Why politics isn’t for me (from an Indigenous woman’s perspective)

This post is written after spending two years in an executive position on a commission (at the national level) for a political party in Canada. I am set to attend (probably) my final convention (because these things are fuckin expensive) within the next few days. Nevertheless, I will be happy to see my friends. Over these last few years, I learned a lot and definitely can appreciate why some people are never involved with politics. Would I say that someone should never get involved? No. I think you have to experience it for yourself in order to truly understand if this is the route you want to take. I’ve decided that this isn’t the route for me. This is based on my own personal experiences especially with particular non-Indigenous commission. This also isn’t a post that is generalizable to all people, especially Indigenous persons, in politics and the work they do. Again, this is based on my own personal experiences. I wish I could say that I was writing a different post about my experiences, but I can’t–it is what it is, and here it is…. Why politics isn’t for me (from an Indigenous woman’s perspective). 

1)    Because it’s fuckin politics and the political system is the most fucked up system out there (especially for those who come disadvantage backgrounds, like being Indigenous AND being women)

2)    Because white people don’t really care unless there is something in it for them (including their platform, their cause, or their own hidden intentions—whatever that may be)

3)    Because if white people care, it means that they only considered you at the end of the entire process. (Oh, but what about the Natives!)

4)    Because when white people (especially white women) asked you for their opinion, it means that if you don’t agree/critique their efforts, they will find someone else who will support and praise their efforts (Hooray! White women have come to save us!)

5)    Because if white women care it only means that they considered you at the end of the entire process (Oh crap!
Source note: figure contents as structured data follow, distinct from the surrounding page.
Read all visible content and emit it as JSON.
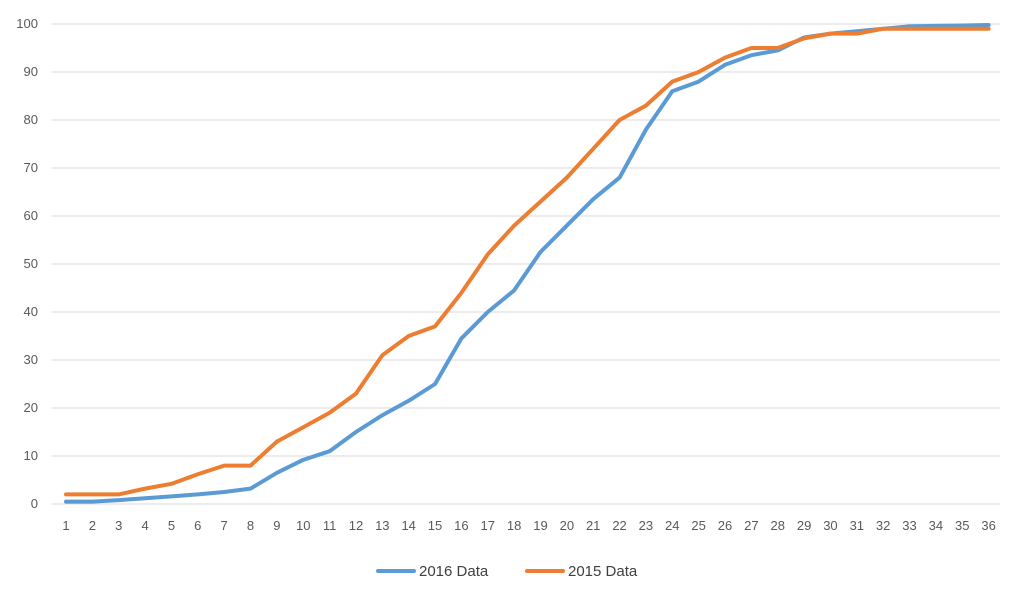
{
  "chart_data": {
    "type": "line",
    "title": "",
    "xlabel": "",
    "ylabel": "",
    "x": [
      1,
      2,
      3,
      4,
      5,
      6,
      7,
      8,
      9,
      10,
      11,
      12,
      13,
      14,
      15,
      16,
      17,
      18,
      19,
      20,
      21,
      22,
      23,
      24,
      25,
      26,
      27,
      28,
      29,
      30,
      31,
      32,
      33,
      34,
      35,
      36
    ],
    "ylim": [
      0,
      100
    ],
    "yticks": [
      0,
      10,
      20,
      30,
      40,
      50,
      60,
      70,
      80,
      90,
      100
    ],
    "grid": true,
    "legend_position": "bottom",
    "series": [
      {
        "name": "2016 Data",
        "color": "#5b9bd5",
        "values": [
          0.5,
          0.5,
          0.8,
          1.2,
          1.6,
          2.0,
          2.5,
          3.2,
          6.5,
          9.2,
          11.0,
          15.0,
          18.5,
          21.5,
          25.0,
          34.5,
          40.0,
          44.5,
          52.5,
          58.0,
          63.5,
          68.0,
          78.0,
          86.0,
          88.0,
          91.5,
          93.5,
          94.5,
          97.2,
          98.0,
          98.5,
          99.0,
          99.5,
          99.6,
          99.7,
          99.8
        ]
      },
      {
        "name": "2015 Data",
        "color": "#ed7d31",
        "values": [
          2.0,
          2.0,
          2.0,
          3.2,
          4.2,
          6.2,
          8.0,
          8.0,
          13.0,
          16.0,
          19.0,
          23.0,
          31.0,
          35.0,
          37.0,
          44.0,
          52.0,
          58.0,
          63.0,
          68.0,
          74.0,
          80.0,
          83.0,
          88.0,
          90.0,
          93.0,
          95.0,
          95.0,
          97.0,
          98.0,
          98.0,
          99.0,
          99.0,
          99.0,
          99.0,
          99.0
        ]
      }
    ]
  }
}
We can’t forget about the Natives!   …. Again.)

6)    Because when it comes to women in politics, it is more tolerable if you are married (or in any relationship really, preferably one that maintains cisnormativity)
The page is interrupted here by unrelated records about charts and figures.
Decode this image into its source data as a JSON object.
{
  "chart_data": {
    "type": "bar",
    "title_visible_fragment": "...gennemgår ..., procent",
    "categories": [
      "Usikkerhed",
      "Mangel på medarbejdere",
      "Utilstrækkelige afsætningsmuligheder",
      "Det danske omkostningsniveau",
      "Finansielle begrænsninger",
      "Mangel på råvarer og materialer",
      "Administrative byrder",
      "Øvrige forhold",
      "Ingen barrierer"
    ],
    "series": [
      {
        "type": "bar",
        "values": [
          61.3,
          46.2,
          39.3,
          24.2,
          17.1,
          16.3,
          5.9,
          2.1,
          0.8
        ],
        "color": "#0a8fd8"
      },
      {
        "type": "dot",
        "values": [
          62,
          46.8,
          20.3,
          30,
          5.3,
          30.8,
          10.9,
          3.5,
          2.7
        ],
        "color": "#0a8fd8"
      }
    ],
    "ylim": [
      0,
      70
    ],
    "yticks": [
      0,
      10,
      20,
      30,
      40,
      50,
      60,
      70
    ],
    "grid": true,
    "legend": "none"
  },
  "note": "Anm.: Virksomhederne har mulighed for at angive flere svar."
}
7)    Because it is also better if you sustain and maintain this cisnormativity

8)    Because for Indigenous women who don’t align with middle-class values (or who are not even apart of the middle-class), it means they will never fit it in (especially for a party that is striving to protect the “values” of the middle class)
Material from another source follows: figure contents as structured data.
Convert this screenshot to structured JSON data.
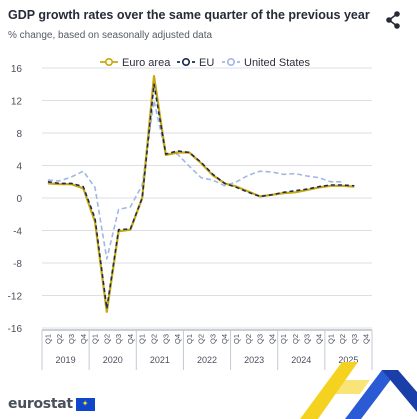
{
  "header": {
    "title": "GDP growth rates over the same quarter of the previous year",
    "subtitle": "% change, based on seasonally adjusted data",
    "share_icon": "share-icon"
  },
  "footer": {
    "logo_text": "eurostat",
    "logo_icon": "eu-flag-icon"
  },
  "colors": {
    "euro_area": "#c8a80e",
    "eu": "#1b2b55",
    "united_states": "#a3b7e3",
    "grid": "#dcdfe6",
    "axis_text": "#4a4f5c"
  },
  "chart_data": {
    "type": "line",
    "title": "GDP growth rates over the same quarter of the previous year",
    "subtitle": "% change, based on seasonally adjusted data",
    "ylim": [
      -16,
      16
    ],
    "yticks": [
      16,
      12,
      8,
      4,
      0,
      -4,
      -8,
      -12,
      -16
    ],
    "grid": true,
    "legend_position": "top",
    "quarters": [
      "Q1",
      "Q2",
      "Q3",
      "Q4",
      "Q1",
      "Q2",
      "Q3",
      "Q4",
      "Q1",
      "Q2",
      "Q3",
      "Q4",
      "Q1",
      "Q2",
      "Q3",
      "Q4",
      "Q1",
      "Q2",
      "Q3",
      "Q4",
      "Q1",
      "Q2",
      "Q3",
      "Q4",
      "Q1",
      "Q2",
      "Q3",
      "Q4"
    ],
    "years": [
      "2019",
      "2020",
      "2021",
      "2022",
      "2023",
      "2024",
      "2025"
    ],
    "series": [
      {
        "name": "Euro area",
        "style": "solid",
        "values": [
          1.8,
          1.7,
          1.7,
          1.2,
          -2.9,
          -14.0,
          -4.1,
          -3.9,
          0.0,
          15.0,
          5.3,
          5.6,
          5.6,
          4.3,
          2.8,
          1.8,
          1.4,
          0.8,
          0.2,
          0.4,
          0.6,
          0.7,
          1.0,
          1.3,
          1.5,
          1.5,
          1.4,
          null
        ]
      },
      {
        "name": "EU",
        "style": "dashed",
        "values": [
          2.0,
          1.8,
          1.8,
          1.4,
          -2.5,
          -13.6,
          -3.9,
          -3.8,
          0.0,
          14.0,
          5.4,
          5.8,
          5.6,
          4.4,
          2.9,
          1.8,
          1.3,
          0.7,
          0.2,
          0.4,
          0.7,
          0.9,
          1.1,
          1.4,
          1.6,
          1.6,
          1.5,
          null
        ]
      },
      {
        "name": "United States",
        "style": "dashed",
        "values": [
          2.2,
          2.1,
          2.6,
          3.3,
          1.3,
          -7.5,
          -1.4,
          -1.1,
          1.6,
          12.0,
          5.4,
          5.4,
          3.9,
          2.5,
          2.2,
          1.5,
          2.0,
          2.8,
          3.3,
          3.2,
          2.9,
          3.0,
          2.7,
          2.5,
          2.0,
          2.0,
          null,
          null
        ]
      }
    ]
  }
}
9)    Because it is also better if you sustain and maintain these middle-class values (sit quiet, do right/white, and don’t attract too much attention—don’t act “too Indian”)

10) Because for Indigenous women who can’t afford (this includes, not being able to afford a ticket, not being able to afford travel, not being able to afford accommodations) to attend the political events (policy forums, general events, etc), it means you remain invisible to the entire political process

11) Because for Indigenous women who remain invisible to the entire process, this means you are erased from the political process altogether

12) Because for Indigenous women who are invisible/erased from the entire political process, this means issues as it relates to Indigenous women/girls, they will always be heard last

13) Because for Indigenous women/girls it means being integrated at the very end of the political process (the add-Indigenous-women/girls-and-stir approach–actually it is more like, add-Indigenous-people-and-stir approach, with Indigenous women/girls added at the very end.)

14) Because addressing the rights of Indigenous women/girls never includes the rights of Indigenous men/boys or Indigenous trans/two-spirited individuals

15) Because policy and politics is blind when it comes to history/context

16) Because for Indigenous women/girls, policy resolutions attempting to address lack of access to reproductive justice/health doesn’t mean addressing the lack of access to basic (universal) health (Don’t believe the hype that Canada has a universal/accessible health care system)

17) Because for Indigenous women/girls, policy resolutions attempting to address violence against Indigenous women/girls always means that they must be in a relationship WITH children and currently living in a home in order to access basic services/rights (Remember? We. Must. Maintain. Cisnormativity. And also, brownie points for heteronormativity).

And last but not least…

18) Because when it comes to politics, the rights of Indigenous women are always deemed separate and not attached to other rights, like rights to land/access to land (Because there is NO! connection between rights to land/access to land and the violence committed against Indigenous peoples, especially Indigenous women/girls. Nope. No. Connection. AT. ALL.)

Note: I use the term “white people” because this is where the chunk of my experiences (based on these points above) in politics with others lie. I understand and appreciate discrimination can also come from non-white people. However, I have yet to experience that… just sayin’!